From a model colliery to a museum
The Zollern colliery was built between 1898 and 1904 as a prestige object by the Gelsenkirchener Bergwerks AG, as a sign to competitors that it was the leading mining company on the market. The expensive building designs, the social pretensions and the technical innovations in the equipment were all meant to demonstrate the company’s power and representational ambitions. This “model colliery” was meant to demonstrate status.
After a brilliant start in the late years of the German Empire, decline soon set in. In the mid-1920s the new owners, the United Steel Works AG, announced the forthcoming end of production here. It was only the Second World War and the post-war era which gave the colliery a new boost. But in 1966, following the crisis in the coal industry, the Zollern colliery was closed for good.
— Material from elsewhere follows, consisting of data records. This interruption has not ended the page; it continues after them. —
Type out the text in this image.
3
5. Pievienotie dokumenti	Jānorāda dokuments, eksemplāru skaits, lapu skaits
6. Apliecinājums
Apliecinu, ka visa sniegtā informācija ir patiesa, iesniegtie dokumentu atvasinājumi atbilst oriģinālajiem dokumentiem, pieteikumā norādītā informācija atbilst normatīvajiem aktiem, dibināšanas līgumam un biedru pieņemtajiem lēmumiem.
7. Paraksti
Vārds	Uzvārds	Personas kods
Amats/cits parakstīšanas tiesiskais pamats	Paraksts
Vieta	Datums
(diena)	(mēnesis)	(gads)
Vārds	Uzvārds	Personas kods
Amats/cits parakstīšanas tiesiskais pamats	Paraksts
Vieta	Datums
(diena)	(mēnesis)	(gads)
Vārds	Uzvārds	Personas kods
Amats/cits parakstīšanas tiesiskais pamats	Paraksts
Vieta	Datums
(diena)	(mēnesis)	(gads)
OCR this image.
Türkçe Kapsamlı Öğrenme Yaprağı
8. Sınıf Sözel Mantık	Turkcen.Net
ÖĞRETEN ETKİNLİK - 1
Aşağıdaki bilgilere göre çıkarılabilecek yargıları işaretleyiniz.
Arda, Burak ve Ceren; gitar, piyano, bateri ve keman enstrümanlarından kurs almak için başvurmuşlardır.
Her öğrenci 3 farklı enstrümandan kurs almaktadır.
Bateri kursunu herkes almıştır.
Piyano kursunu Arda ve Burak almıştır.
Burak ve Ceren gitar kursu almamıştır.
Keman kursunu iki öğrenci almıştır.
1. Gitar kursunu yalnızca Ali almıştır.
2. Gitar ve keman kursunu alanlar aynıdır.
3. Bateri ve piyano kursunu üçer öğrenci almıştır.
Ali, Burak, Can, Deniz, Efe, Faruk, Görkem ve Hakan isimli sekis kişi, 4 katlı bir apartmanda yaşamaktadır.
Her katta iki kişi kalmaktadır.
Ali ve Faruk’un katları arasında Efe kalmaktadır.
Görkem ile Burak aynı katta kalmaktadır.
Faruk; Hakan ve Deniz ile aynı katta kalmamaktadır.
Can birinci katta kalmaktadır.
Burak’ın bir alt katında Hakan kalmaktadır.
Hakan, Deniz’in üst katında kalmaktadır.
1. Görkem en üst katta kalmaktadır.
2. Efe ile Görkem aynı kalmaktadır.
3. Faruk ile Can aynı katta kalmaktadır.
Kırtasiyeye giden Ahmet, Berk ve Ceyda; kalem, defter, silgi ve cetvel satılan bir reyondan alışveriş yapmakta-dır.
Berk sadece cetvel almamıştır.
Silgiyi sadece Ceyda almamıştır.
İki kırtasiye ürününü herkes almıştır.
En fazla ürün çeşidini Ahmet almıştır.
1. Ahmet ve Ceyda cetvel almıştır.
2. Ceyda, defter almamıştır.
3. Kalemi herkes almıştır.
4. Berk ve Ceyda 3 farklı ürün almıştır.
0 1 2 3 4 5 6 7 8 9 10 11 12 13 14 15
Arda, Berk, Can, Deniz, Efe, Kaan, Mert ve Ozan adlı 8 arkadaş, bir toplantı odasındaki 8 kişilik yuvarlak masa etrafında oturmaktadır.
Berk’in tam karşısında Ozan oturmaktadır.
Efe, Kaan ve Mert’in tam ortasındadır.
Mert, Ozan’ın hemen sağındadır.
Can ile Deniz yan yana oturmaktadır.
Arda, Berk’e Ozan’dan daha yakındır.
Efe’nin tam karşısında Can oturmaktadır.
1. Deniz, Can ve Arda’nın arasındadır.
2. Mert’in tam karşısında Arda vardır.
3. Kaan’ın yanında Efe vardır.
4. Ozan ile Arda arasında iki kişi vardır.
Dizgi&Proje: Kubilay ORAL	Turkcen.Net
It is indisputable that the colliery would have fallen victim to the vogue of demolition in the early years of structural transformation had the plans not been met by vehement protests from committed grass-roots opponents. Shortly before excavators arrived on the site to demolish the buildings the state conservation officer of the regional authority, the Landschaftsverband Westfalen-Lippe (LWL), saved the colliery from destruction by listing it. Thus the Zollern colliery became the first industrial building in Germany to be awarded the status of a monument. In 1981 the LWL integrated Zollern into its State Museum of Industrial Heritage.